There is often the misconception that we're only trying to create positive narratives. But, that's not true. No community is only good. We are talking about a community of 1.8 billion Muslims worldwide. We don't want to be portrayed by our most extreme elements. What we look for is accuracy.

If you turned on the TV 10 years ago, you would have seen Muslim women portrayed as submissive, oppressed, and chattel. Today, the Industry must navigate between accuracy, authenticity, nuance, and bias; we ask creators to show a strong Muslim woman, as we are the norm!

Moss: What's next for MPAC?

Obeidi: To create content…. We want to find that sweet spot where we can package and pitch our own stories. If that doesn't happen quickly, we'll continue with our short-film fellowships, where screenwriters submit scripts and we choose those we want to help produce.

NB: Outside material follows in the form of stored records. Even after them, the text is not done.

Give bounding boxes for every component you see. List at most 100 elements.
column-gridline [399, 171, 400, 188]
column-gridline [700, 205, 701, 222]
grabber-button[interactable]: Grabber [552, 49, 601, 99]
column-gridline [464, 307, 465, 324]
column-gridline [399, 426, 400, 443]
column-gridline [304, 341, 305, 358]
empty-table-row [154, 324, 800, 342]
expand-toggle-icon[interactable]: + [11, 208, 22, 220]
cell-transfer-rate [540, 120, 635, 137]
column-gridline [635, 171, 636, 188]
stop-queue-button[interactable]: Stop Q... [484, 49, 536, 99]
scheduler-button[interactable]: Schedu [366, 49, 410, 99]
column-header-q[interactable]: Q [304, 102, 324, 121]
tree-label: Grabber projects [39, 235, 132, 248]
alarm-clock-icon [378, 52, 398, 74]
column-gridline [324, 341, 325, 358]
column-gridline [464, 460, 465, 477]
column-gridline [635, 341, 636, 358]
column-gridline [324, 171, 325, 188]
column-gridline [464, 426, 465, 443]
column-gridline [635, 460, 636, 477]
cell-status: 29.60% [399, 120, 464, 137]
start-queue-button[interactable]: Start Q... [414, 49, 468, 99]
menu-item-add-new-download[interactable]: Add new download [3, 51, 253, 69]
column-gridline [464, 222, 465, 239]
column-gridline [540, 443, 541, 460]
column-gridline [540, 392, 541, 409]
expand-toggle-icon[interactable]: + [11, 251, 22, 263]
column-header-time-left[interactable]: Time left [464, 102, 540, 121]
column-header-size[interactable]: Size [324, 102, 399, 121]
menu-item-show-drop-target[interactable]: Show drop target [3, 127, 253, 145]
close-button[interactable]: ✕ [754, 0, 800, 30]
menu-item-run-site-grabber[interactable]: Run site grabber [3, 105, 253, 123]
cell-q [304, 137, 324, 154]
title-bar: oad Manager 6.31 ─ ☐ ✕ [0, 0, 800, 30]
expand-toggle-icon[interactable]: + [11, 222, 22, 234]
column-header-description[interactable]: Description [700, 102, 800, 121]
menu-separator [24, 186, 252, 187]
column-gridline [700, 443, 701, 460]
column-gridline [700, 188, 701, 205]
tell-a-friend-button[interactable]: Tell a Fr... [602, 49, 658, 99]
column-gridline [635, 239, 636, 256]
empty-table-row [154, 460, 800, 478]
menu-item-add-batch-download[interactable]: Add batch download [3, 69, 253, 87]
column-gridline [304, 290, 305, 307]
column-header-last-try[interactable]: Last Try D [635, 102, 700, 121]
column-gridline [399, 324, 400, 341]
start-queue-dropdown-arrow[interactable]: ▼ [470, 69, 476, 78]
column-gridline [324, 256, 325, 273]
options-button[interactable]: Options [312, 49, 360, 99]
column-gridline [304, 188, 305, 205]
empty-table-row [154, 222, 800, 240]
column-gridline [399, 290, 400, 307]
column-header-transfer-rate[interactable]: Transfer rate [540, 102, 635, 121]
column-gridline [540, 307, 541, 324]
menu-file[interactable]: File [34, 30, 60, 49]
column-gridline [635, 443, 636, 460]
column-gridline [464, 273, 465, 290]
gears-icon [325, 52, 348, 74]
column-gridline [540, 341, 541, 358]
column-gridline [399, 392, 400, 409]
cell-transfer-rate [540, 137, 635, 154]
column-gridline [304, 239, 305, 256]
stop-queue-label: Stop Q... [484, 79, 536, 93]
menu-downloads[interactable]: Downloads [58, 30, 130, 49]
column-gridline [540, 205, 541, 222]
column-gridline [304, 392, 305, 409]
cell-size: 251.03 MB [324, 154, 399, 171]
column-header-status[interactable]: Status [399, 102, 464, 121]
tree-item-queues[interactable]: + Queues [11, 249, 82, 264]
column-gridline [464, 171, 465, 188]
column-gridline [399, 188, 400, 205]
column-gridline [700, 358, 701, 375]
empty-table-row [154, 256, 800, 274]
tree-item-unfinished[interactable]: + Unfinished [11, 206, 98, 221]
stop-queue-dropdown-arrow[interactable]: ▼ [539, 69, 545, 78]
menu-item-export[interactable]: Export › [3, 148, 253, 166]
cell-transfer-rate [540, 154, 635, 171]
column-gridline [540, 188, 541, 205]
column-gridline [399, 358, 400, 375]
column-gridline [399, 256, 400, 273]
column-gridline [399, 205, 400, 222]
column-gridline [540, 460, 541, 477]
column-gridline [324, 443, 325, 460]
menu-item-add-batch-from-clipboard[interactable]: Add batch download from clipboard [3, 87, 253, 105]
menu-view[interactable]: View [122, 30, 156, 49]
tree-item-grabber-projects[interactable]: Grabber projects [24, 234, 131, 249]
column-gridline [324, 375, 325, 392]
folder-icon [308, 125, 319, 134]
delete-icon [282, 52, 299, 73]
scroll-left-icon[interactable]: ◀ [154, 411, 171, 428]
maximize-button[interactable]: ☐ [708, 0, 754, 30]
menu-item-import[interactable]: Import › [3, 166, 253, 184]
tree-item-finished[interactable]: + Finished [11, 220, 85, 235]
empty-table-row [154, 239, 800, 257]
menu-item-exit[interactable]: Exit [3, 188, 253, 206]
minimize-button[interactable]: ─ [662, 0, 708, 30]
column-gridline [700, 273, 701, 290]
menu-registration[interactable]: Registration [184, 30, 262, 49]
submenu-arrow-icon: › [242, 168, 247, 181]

Moss: Do you see the advertising, marketing, and media industry's focus on the recruitment and retention of diverse candidates positively impacting Muslims in the community?

Obeidi: Absolutely. Tim McNeal and his team at Walt Disney Television, Tiffany Smith-Anoa'i at CBS, and Janine Jones-Clark at NBC have all been our supporters and our partner in advocating for diverse hiring and actively ensuring that retention is part of the plan.... We look forward to working with them and others to keep the train moving.

Muslims are the newbies in the industry. We're standing on the shoulders of giants. Tim and Tiffany are my mentors and advocates; Tim sits on our advisory council and is being inducted with me into the Advancing Diversity Hall of Honors.

Moss: What ignited your passion for advocating on behalf of the Muslim and Islamic community?

Obeidi: I was born in the Middle East and moved to Los Angeles with my family when I was five years old. I'm sure my experience was like many immigrants who came to America at that time. I knew I was different and there was a lot of explaining to do. It was the 1970s and my LA community didn't know what hummus was. I never felt lonely, but I felt like the other.

There's one story I'd love to share: When I was in elementary school, we were asked to start a food diary for one week. Being Middle Eastern, we ate hummus, falafel, and fool. I didn't want to write that down as I didn't want to stand out. I told my mom, "For this week, I want to make sure that we have Captain Crunch, orange juice, and toast." So, at least I wouldn't lie about what I ate. Fast forward to today.... Now people are paying $15 for hummus avocado sandwiches!

Moss: In your bio, you reference that "good stories can change hearts. Changed hearts can change minds. And changed minds impact our values and can galvanize us into action."

Obeidi: A law can be put in place to not commit hate crimes against each other, but that doesn't mean that we'll love one another. A good story can change hearts and minds can unite. That's why I said that the entertainment industry is a powerful tool to [drive] change.

Weaving diversity and inclusion into the fabric of your company is good for business. And we have proof. In this podcast series, our Advancing Diversity Hall of Honors 2020 inductees each discuss the many ways their organizations champion diversity, equality, and inclusion, as well as examine the benefits to their company, constituents, and community. Each episode features one inductee's strategies and best practices that others can adapt to help their organizations accelerate the move from advocacy to activism.

The 2020 Advancing Diversity Hall of Honors inductees include Jill Baskin, chief marketing officer, The Hershey Company; J. Michael Haynie, Ph.D., vice chancellor for strategic initiatives and innovation, Institute for Veteran and Military Families; Tim Jones, chief executive officer, Publicis Media, Americas; Tim McNeal, talent development, Walt Disney Television; Sue Obeidi, director, Muslim Public Affairs Council, The Hollywood Bureau; Tony Rogers, chief member officer, Sam's Club; Tiffany R. Warren, founder and president, ADCOLOR, and senior vice president, chief diversity officer, Omnicom; and Shelley Zalis, chief executive officer, The Female Quotient.